Bearing the motto of the Green Berets, “De Oppresso Liber,” – “To Free the Oppressed” – the monument honors all those who responded to the call to fight Al Qaeda in its home base, then and since.

The statue, created by artist Douwe Blumberg, is made of bronze, stands 18 feet tall and weighs three tons. Embedded in the base of the sculpture is a piece of steel from the fallen Twin Towers of New York City's World Trade Center, bearing the words, “America's Response Monument.”

The story of the start of America's war on terror, with three small hand-picked  teams of U.S. special forces, tasked with the unprecedented mission of organizing what eventually became the Northern Alliance, is what inspired the artist, he told The Washington Times.

The small group of 34 troops on horseback organized the group of warlords and freedom fighters that battled Afghanistan's ruling Taliban, the Islamist protectors of the international Al Qaeda terrorist organization, guided by special forces of the Green Berets.
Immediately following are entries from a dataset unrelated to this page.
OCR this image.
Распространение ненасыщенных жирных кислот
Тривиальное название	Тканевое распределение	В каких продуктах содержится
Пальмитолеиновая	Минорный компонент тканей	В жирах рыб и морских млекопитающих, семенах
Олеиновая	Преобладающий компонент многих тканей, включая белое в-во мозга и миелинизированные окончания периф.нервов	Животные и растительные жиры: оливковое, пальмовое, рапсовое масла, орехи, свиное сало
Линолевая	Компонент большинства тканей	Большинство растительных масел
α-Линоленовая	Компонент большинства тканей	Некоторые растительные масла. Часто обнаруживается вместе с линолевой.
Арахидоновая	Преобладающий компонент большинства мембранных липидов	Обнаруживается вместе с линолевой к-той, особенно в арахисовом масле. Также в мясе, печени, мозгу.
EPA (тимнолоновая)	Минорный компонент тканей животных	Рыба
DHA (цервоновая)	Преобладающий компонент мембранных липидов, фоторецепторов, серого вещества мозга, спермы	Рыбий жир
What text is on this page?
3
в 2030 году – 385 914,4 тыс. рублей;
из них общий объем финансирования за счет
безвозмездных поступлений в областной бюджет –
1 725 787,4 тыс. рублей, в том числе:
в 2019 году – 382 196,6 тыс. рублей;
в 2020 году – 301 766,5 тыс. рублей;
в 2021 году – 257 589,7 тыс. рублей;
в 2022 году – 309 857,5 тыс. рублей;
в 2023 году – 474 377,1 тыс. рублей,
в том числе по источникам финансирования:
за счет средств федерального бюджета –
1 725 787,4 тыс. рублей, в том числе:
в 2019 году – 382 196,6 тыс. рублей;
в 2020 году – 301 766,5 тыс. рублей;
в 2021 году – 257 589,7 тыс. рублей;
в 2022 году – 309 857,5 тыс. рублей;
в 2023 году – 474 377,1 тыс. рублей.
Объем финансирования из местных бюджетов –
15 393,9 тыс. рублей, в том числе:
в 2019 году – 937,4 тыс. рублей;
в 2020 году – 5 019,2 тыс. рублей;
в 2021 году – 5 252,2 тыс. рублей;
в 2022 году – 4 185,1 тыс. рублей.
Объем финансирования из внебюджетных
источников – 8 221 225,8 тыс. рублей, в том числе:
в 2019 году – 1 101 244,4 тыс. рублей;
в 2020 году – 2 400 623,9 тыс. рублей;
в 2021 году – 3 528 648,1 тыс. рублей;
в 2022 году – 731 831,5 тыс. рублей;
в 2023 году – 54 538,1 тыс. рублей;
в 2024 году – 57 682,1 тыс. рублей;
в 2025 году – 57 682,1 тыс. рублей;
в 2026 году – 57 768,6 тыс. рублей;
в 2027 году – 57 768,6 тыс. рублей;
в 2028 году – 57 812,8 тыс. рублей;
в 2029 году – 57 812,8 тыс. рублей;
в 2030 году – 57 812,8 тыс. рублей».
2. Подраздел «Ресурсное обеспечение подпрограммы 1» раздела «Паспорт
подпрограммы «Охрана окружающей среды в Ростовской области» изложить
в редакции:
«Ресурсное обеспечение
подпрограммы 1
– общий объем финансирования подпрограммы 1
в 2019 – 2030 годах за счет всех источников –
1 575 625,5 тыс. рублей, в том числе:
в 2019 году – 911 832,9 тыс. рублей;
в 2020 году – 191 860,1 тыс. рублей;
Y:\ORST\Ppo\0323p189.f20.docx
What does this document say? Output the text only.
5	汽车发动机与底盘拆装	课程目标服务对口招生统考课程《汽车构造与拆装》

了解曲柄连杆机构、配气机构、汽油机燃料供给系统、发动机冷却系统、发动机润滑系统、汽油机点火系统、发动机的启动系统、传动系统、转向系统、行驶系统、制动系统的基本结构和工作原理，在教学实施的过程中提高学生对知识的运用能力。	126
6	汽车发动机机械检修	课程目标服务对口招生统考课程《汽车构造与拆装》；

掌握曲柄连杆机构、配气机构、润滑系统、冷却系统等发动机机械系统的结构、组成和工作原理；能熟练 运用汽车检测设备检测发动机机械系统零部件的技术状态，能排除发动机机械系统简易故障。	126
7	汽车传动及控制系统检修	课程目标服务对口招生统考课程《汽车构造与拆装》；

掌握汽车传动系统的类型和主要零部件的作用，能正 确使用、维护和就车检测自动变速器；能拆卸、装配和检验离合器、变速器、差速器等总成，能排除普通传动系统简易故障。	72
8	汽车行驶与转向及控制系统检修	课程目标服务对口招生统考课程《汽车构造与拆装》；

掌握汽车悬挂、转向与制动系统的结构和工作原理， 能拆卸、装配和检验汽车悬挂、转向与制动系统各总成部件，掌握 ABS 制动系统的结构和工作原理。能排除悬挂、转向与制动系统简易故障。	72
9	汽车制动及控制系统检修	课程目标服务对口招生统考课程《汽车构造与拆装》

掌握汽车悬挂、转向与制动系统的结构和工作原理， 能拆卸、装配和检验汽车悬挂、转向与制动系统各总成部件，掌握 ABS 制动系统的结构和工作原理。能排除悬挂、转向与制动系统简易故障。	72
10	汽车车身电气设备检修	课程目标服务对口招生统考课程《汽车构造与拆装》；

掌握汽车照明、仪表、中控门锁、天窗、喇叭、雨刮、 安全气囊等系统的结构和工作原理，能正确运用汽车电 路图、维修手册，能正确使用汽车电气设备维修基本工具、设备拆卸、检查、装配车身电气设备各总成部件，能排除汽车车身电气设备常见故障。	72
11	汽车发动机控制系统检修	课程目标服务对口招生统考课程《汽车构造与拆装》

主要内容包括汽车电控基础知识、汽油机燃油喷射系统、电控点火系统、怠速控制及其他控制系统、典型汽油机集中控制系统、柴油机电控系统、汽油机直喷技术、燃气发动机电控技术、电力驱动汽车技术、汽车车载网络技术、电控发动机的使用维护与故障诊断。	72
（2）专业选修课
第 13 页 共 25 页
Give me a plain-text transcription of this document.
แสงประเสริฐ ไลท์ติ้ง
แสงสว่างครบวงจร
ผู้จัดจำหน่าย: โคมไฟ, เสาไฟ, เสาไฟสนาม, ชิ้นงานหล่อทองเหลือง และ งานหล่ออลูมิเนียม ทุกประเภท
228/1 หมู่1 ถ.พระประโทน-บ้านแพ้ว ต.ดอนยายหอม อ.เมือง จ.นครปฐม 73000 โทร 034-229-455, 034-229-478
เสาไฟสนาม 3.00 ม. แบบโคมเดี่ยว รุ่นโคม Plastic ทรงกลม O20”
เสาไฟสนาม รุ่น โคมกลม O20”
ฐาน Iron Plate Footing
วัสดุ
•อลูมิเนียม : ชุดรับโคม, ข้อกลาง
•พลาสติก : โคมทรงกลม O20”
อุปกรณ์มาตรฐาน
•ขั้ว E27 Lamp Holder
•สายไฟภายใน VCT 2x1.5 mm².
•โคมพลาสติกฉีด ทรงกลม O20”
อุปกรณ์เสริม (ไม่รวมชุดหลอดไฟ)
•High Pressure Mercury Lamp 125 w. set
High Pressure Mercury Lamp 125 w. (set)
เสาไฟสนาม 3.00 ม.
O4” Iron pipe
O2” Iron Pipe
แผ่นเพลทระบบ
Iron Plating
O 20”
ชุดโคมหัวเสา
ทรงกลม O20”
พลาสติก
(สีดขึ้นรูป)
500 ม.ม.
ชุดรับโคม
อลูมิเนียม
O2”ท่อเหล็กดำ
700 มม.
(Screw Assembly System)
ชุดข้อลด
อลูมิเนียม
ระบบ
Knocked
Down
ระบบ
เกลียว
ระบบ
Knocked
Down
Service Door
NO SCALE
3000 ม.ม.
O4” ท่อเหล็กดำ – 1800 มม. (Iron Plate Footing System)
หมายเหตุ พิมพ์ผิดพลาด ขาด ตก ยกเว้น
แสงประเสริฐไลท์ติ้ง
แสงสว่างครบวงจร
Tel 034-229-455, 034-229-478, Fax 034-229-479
On every mission and during every conversation, their ground commander, Lt. Col. (now retired) Max. Bowers, carried in his pocket a small reminder of why they were there: a fragment of the destroyed World Trade Center.

Ten years later, Al Qaeda founder and leader Osama bin Laden was tracked down and finally assassinated earlier this year by a team of Navy SEALS.

But as the United States prepares to drawn down troops and NATO plans to withdraw by 2014, the Taliban appear to be reasserting their control over Afghanistan.

On Saturday, a Taliban suicide bomber killed 13 American soldiers and four Afghani nationals in Kabul. NATO and Afghan officials were meeting at the time elsewhere in the capital city to discuss transfer of security responsibilities back to the national government.

The bomber rammed his explosive-laden van into an armored NATO bus on a busy four-lane highway in the southeastern section of the city. The road is frequently used by foreign military trainers. The same day, there were two additional attacks, bringing to three the number of Taliban attacks against NATO and Afghan forces. At least 21 people were killed.